Tropical threat, located just east of Caribbean, could develop by midweek

By Robin Webb | [email protected] | South Florida Sun Sentinel and Angie DiMichele | [email protected] | South Florida Sun Sentinel

A tropical wave, located just east of the southeastern Caribbean on Sunday, could develop by midweek -- potentially into a tropical storm, experts said.

The system "currently lacks a closed circulation," but is churning up a large area of showers and thunderstorms, which are expected to impact the Windward Islands in the southeastern Caribbean through Monday, according to the National Hurricane Center.

The system is predicted to start organizing midweek in the central or southern Caribbean, moving west at about 20 mph.

"As it reaches the warm waters of the Caribbean early this week, low wind shear may allow it to quickly become a tropical storm," said AccuWeather Lead Hurricane Expert Alex DaSilva.

The next named storm would be Melissa.

"Atmospheric conditions are primed for a storm to form in the Caribbean," DaSilva said. "The waters are exceptionally warm since the Caribbean has not been disturbed by a single tropical storm or hurricane so far this season."

As of 2 a.m.

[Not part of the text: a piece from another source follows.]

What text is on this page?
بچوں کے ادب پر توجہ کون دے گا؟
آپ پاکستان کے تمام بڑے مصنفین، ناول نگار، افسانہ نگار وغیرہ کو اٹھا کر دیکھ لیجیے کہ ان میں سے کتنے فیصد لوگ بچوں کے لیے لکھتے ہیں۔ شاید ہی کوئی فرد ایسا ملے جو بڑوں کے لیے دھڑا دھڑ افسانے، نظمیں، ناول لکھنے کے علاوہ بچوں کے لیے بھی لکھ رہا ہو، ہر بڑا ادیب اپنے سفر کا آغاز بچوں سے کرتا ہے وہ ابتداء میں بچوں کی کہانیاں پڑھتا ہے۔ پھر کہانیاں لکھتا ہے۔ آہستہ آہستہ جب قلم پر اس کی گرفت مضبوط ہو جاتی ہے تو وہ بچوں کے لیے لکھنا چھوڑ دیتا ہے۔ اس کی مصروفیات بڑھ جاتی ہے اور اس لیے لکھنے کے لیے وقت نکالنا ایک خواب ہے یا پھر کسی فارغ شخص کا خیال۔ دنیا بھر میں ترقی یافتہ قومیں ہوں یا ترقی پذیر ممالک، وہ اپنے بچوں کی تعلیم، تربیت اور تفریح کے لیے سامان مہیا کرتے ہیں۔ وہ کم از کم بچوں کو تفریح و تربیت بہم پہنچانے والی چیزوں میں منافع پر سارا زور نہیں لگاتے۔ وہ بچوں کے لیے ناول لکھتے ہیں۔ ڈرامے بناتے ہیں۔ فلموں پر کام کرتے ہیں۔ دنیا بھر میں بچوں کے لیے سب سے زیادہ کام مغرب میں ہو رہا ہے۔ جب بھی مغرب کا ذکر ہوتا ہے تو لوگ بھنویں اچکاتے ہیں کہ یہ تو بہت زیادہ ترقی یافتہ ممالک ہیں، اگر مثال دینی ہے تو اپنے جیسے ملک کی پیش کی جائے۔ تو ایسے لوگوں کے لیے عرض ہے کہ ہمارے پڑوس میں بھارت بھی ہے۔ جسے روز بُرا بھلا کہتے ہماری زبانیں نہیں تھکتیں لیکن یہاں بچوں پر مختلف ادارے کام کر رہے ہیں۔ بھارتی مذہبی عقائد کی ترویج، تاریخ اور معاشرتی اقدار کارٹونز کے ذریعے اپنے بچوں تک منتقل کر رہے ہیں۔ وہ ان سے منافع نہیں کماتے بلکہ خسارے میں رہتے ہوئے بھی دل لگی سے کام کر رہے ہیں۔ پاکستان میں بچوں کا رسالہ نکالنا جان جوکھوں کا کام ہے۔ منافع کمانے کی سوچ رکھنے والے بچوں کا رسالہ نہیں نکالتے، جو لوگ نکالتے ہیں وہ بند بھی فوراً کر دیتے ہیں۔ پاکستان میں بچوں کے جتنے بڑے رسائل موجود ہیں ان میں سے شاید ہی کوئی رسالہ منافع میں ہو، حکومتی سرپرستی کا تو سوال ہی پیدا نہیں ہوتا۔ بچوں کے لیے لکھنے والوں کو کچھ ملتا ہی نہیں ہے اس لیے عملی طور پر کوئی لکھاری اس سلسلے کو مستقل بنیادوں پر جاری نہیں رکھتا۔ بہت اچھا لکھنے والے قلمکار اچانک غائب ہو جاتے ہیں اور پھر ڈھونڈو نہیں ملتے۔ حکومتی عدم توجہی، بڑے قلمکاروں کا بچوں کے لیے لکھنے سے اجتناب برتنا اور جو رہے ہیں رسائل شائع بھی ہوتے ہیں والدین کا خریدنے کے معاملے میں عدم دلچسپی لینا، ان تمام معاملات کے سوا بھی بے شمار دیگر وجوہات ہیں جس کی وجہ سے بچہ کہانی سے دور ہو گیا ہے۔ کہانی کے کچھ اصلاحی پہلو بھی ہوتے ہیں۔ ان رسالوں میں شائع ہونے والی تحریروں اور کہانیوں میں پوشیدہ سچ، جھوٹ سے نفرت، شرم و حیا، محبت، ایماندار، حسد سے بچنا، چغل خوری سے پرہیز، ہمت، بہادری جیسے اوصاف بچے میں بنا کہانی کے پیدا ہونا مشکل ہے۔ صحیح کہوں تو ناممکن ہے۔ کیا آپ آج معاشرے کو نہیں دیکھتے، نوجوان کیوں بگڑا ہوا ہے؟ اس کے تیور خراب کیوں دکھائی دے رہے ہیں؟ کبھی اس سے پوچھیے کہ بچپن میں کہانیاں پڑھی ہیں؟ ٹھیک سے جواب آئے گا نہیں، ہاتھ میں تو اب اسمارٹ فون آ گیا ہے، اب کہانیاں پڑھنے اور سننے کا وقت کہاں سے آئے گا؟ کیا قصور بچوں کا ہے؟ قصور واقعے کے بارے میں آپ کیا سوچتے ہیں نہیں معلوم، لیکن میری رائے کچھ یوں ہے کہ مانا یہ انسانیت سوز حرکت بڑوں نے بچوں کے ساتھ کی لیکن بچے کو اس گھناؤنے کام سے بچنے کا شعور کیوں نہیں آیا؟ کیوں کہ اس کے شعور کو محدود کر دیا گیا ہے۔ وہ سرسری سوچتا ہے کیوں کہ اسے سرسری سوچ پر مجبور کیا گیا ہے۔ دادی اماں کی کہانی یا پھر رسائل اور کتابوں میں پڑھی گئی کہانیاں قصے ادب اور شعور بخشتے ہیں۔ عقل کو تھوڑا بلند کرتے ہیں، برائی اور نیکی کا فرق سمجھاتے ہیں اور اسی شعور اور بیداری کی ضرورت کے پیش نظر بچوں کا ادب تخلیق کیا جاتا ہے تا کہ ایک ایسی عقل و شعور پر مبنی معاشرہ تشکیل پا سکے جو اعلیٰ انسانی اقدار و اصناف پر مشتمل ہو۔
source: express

Sunday, the National Hurricane Center has given it a 10% chance of developing in the next 48 hours an a 50% chance of developing in the next seven days, a slight rise in odds since Saturday.

"The storm would have to get to Jamaica or Mexico's Yucatán Peninsula to be of concern to Florida as we see it now," DaSilva said.

"The track of the disturbance is unusually far south, especially for October," Fox Weather Hurricane Specialist Bryan Norcross wrote in his Hurricane Intel blog. "One of the open questions about the forecast is whether the system will track so close to the South American coast that it won't be able to organize and intensify."

"If the system remains weak and steers westward, it may continue on a path into Central America with no additional U.S. threat," DaSilva said.

Four hurricanes have formed so far in the Atlantic season, and none has hit the U.S. Of the 12 named Atlantic storms so far, only Tropical Storm Chantal has made a U.S. landfall.